Swimming Pool Safety Refresher
Every summer, tragic stories of childhood drownings make the nightly news. In fact, according to the National Safety Council, drowning is the second-leading cause of unintentional injury-related deaths in children. Each year, there are 1,000 drowning deaths and 4,000 hospitalizations for near-drowning.
It can happen suddenly and without warning, but close supervision and strict adherence to pool safety rules can prevent these deaths and injuries. As part of First Aid and Community Safety Week, June 20-26, the National Safety Council encourages parents to establish and adhere to strict pool safety rules, including:
- Never leave your child alone near the water.
- Always use personal flotation devices approved by the U.S. Coast Guard, rather than inflatable toys, to keep your child afloat.
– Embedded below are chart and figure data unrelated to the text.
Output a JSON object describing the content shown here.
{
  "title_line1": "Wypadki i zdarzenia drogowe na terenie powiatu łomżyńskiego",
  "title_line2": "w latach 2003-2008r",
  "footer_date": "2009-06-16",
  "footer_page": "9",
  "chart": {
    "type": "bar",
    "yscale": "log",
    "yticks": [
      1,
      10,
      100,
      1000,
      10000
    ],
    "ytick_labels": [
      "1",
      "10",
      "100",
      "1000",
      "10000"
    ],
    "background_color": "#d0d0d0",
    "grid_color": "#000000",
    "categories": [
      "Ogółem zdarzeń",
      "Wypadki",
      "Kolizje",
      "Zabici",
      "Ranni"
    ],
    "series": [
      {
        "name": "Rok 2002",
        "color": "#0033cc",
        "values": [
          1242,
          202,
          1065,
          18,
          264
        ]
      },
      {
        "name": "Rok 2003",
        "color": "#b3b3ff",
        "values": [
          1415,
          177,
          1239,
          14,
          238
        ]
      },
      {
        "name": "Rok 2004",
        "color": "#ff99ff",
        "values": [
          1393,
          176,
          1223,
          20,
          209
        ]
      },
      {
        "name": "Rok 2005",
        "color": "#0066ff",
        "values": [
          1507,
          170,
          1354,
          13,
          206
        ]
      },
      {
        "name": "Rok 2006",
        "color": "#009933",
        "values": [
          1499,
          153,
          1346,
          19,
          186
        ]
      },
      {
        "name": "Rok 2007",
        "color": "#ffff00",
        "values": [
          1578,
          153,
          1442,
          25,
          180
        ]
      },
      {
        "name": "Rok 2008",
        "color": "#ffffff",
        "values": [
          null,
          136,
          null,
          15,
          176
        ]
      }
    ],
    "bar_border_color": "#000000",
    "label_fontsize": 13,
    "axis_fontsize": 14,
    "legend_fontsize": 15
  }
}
- Remove toys from in and around the pool when you’re not using them; toys can attract young children to the pool.
- With above-ground pools, secure and lock steps and ladders leading into the pool, or remove them.
- Have a first-aid kit, telephone and emergency phone number nearby.
In addition, pool owners without children of their own should take steps to protect neighborhood children, such as:
- Erect a pool barrier, such as a fence or wall. Avoid chain-link fences that children can hop over or fences with vertical bars that children can slip through.
- Install fence latches that are self-closing, self-latching, and out of a child’s reach.
- Install inexpensive door alarms on entrances.
- Consider investing in pool alarms that sound when anything weighing over 10 pounds falls into the pool.
The Health Alliance Emergency Departments, which include The Christ Hospital, The University Hospital, The St. Luke Hospitals (East and West), The Jewish Hospital and The Fort Hamilton Hospital, wish you a safe and healthy summer.